Market Linkages: Corporates selling to or buying from farmers can also benefit immensely with direct and targeted access to farmers. The digitisation will improve farmers’ access to quality inputs to farmers and connect directly with multiple buyers, improving their price realisation.

Building AgriStack has to be a collaborative effort, including governments (both federal and state) and innovators. It is a one-time investment in building such infrastructure, and then there will be a systematic effort to maintain and continuously update it. Unlike IndiaStack, AgriStack will have dynamicity given multiple crop cycles, farmer migration (especially tenant farmers and sharecroppers) and changes in farmer boundaries over some time. 

Farmers can also be incentivised to share the data in building the AgriStack. For example, the direct benefit transfer scheme can make it mandatory for farmers to share certain data points (for their benefit) with the government agencies.
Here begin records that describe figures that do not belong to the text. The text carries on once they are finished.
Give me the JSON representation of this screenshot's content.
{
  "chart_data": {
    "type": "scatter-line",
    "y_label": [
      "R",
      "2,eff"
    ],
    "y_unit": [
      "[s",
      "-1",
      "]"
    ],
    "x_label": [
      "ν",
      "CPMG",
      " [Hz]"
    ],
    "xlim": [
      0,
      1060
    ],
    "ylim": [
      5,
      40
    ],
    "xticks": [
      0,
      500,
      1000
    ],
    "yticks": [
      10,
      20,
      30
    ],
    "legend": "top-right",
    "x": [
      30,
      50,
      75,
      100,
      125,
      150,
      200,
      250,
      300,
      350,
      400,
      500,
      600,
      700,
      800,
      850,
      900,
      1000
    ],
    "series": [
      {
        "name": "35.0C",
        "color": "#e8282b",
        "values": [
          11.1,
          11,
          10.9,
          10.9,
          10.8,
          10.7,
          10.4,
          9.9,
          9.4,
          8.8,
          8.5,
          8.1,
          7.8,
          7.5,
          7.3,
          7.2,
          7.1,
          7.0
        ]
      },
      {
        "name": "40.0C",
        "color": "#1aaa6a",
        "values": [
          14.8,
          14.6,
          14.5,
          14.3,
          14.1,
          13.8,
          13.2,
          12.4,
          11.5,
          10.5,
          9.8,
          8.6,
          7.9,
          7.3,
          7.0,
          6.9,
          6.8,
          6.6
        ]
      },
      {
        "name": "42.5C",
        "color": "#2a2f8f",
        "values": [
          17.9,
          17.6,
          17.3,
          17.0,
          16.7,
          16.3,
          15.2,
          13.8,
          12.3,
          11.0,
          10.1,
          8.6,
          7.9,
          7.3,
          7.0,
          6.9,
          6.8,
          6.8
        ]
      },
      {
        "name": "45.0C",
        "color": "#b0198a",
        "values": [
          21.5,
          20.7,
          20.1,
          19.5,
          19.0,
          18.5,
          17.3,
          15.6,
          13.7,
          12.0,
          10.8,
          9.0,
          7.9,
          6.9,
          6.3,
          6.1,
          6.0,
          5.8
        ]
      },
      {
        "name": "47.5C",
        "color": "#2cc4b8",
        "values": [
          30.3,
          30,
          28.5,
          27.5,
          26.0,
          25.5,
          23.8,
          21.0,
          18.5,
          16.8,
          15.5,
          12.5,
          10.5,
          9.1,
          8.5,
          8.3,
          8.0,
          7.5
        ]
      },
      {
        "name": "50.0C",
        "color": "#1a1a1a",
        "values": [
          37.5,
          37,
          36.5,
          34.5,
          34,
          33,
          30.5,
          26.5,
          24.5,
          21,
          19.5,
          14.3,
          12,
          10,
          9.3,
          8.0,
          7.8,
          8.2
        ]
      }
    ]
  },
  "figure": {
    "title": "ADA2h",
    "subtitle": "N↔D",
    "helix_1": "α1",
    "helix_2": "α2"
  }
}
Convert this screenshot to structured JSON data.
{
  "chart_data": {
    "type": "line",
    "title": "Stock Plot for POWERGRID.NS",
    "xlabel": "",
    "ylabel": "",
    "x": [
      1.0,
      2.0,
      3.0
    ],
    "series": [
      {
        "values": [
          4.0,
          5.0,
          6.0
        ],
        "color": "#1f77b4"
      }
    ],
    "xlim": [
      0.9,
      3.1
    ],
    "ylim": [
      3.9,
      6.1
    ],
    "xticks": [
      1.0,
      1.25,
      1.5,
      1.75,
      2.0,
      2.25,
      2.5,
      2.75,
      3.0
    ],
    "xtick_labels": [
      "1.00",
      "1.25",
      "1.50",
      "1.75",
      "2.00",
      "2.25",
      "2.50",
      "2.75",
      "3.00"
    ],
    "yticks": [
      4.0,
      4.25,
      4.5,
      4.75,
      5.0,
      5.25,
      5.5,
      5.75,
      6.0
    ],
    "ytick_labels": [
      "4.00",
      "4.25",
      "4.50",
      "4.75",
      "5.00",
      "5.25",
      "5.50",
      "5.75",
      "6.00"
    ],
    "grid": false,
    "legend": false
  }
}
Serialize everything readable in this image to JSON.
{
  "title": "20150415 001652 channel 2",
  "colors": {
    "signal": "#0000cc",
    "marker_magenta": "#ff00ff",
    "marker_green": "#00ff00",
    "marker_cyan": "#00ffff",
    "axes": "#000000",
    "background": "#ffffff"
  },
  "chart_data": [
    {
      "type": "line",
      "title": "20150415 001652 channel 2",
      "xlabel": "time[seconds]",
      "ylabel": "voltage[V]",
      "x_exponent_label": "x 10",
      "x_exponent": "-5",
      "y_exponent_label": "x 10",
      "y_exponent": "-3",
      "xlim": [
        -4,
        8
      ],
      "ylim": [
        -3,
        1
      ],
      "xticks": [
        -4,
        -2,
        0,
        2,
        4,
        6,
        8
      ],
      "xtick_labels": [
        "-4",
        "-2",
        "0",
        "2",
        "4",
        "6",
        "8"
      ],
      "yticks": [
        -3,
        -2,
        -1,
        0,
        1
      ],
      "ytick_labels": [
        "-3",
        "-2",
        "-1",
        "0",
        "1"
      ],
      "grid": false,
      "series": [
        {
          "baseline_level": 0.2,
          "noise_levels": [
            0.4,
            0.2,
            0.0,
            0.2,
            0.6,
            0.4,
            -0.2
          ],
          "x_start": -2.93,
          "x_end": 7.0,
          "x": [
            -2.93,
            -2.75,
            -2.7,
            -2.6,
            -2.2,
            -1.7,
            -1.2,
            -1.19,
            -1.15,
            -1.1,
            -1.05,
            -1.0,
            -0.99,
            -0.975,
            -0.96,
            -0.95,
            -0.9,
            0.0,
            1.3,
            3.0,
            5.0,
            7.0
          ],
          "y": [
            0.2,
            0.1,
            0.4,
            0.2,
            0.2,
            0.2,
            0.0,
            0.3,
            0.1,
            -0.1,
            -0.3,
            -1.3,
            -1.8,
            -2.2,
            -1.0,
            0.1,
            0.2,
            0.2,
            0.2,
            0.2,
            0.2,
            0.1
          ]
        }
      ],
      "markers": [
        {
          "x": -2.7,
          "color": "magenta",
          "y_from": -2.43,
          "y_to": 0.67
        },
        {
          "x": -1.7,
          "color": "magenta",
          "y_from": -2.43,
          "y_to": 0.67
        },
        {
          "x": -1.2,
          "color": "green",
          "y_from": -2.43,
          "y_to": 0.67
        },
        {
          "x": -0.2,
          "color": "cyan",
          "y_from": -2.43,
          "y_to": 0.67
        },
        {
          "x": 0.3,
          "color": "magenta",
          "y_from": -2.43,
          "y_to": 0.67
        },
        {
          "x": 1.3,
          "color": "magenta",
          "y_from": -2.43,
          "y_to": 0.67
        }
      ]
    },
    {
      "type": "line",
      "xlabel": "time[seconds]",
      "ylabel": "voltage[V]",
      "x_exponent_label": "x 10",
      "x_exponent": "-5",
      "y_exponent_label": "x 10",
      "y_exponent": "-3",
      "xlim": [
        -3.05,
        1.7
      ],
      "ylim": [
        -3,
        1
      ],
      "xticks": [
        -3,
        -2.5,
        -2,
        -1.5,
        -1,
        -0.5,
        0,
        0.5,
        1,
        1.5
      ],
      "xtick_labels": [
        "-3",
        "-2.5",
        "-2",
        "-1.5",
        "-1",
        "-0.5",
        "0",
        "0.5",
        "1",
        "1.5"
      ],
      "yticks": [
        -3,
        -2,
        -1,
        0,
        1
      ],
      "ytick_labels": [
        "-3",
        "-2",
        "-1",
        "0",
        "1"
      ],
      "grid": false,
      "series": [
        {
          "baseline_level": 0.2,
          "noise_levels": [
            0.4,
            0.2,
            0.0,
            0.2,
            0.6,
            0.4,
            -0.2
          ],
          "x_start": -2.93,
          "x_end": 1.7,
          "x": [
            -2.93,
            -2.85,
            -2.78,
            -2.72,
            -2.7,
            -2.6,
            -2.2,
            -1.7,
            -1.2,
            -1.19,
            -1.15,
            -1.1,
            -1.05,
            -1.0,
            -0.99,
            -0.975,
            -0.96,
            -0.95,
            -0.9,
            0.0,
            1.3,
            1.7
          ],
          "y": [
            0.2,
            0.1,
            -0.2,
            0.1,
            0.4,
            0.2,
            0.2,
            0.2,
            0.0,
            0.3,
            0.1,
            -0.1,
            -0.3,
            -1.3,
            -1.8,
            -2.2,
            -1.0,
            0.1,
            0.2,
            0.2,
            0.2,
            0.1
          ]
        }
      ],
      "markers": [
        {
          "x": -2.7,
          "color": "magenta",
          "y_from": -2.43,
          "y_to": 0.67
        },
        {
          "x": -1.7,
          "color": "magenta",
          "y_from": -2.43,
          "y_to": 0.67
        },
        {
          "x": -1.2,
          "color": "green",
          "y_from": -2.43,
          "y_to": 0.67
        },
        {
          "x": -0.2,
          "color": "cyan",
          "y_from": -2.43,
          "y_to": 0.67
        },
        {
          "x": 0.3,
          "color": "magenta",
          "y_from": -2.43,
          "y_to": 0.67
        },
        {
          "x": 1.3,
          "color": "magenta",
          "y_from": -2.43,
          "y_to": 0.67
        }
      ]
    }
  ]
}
They can share it directly or through local government bodies or any government-designated person in the village. The data can be selectively audited, or compliance tools can be built to check and maintain data quality.

These are some of the ways in which AgriStack can be operationalised. I do not doubt that the effort in building AgriStack is worth the effort, and it could transform how farm and farmers services are delivered to farmers. It can also give a solid boost to the AgTechs who today spend most of their time collecting and cleaning data instead of building applications around it.